Connecting Metabolic Rewiring With Phenotype Switching in Melanoma.
Falletta P., Goding CR., Vivas-García Y.
Melanoma is a complex and aggressive cancer type that contains different cell subpopulations displaying distinct phenotypes within the same tumor. Metabolic reprogramming, a hallmark of cell transformation, is essential for melanoma cells to adopt different phenotypic states necessary for adaptation to changes arising from a dynamic milieu and oncogenic mutations. Increasing evidence demonstrates how melanoma cells can exhibit distinct metabolic profiles depending on their specific phenotype, allowing adaptation to hostile microenvironmental conditions, such as hypoxia or nutrient depletion. For instance, increased glucose consumption and lipid anabolism are associated with proliferation, while a dependency on exogenous fatty acids and an oxidative state are linked to invasion and metastatic dissemination.

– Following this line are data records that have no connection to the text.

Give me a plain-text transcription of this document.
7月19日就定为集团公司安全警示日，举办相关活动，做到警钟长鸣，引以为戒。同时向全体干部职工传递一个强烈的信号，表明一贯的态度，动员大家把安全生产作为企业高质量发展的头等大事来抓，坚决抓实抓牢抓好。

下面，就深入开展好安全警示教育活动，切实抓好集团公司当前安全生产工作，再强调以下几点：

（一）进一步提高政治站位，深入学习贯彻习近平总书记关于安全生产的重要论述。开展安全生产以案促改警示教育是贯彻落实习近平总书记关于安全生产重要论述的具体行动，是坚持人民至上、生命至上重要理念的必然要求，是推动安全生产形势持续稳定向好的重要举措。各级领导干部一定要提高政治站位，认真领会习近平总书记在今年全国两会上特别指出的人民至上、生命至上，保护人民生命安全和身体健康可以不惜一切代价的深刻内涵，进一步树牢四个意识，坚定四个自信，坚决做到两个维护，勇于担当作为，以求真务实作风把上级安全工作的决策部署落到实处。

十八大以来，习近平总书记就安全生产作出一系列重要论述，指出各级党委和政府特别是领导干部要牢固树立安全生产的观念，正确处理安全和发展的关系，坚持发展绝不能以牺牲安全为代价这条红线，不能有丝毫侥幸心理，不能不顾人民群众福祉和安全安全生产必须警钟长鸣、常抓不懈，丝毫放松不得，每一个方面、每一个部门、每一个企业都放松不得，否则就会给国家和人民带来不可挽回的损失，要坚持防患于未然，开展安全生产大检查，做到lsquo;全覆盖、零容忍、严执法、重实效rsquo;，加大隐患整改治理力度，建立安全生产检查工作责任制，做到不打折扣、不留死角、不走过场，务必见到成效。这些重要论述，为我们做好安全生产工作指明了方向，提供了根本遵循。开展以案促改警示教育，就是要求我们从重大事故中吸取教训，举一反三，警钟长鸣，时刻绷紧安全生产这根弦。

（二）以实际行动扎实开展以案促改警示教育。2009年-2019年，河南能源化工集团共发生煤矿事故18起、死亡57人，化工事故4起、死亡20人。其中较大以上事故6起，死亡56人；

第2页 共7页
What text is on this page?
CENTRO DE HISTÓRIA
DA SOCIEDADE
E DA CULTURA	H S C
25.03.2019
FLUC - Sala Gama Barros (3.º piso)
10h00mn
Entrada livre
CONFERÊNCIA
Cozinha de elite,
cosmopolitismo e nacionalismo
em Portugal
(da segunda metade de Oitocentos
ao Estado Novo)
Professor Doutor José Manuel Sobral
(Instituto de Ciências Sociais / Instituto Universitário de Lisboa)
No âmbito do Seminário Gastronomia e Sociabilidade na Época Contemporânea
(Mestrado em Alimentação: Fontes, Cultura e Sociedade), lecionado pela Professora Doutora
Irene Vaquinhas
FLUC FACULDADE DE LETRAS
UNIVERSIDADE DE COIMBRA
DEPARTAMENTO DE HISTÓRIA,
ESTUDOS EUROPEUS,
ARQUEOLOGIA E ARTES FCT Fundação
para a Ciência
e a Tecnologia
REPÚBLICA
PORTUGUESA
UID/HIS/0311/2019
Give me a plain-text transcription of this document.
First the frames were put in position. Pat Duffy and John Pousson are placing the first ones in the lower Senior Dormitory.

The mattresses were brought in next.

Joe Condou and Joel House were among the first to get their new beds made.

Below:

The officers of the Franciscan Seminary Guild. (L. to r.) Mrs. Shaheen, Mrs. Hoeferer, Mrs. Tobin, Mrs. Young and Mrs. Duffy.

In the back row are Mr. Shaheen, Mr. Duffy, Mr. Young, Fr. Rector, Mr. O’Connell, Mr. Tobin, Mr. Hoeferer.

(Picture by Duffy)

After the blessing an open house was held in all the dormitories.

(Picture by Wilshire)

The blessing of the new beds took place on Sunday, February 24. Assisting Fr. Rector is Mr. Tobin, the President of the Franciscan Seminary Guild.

How these different metabolic dependencies are integrated with specific cell phenotypes is poorly understood and little is known about metabolic changes underpinning melanoma metastasis. Recent evidence suggests that metabolic rewiring engaging transitions to invasion and metastatic progression may be dependent on several factors, such as specific oncogenic programs or lineage-restricted mechanisms controlling cell metabolism, intra-tumor microenvironmental cues and anatomical location of metastasis. In this review we highlight how the main molecular events supporting melanoma metabolic rewiring and phenotype-switching are parallel and interconnected events that dictate tumor progression and metastatic dissemination through interplay with the tumor microenvironment.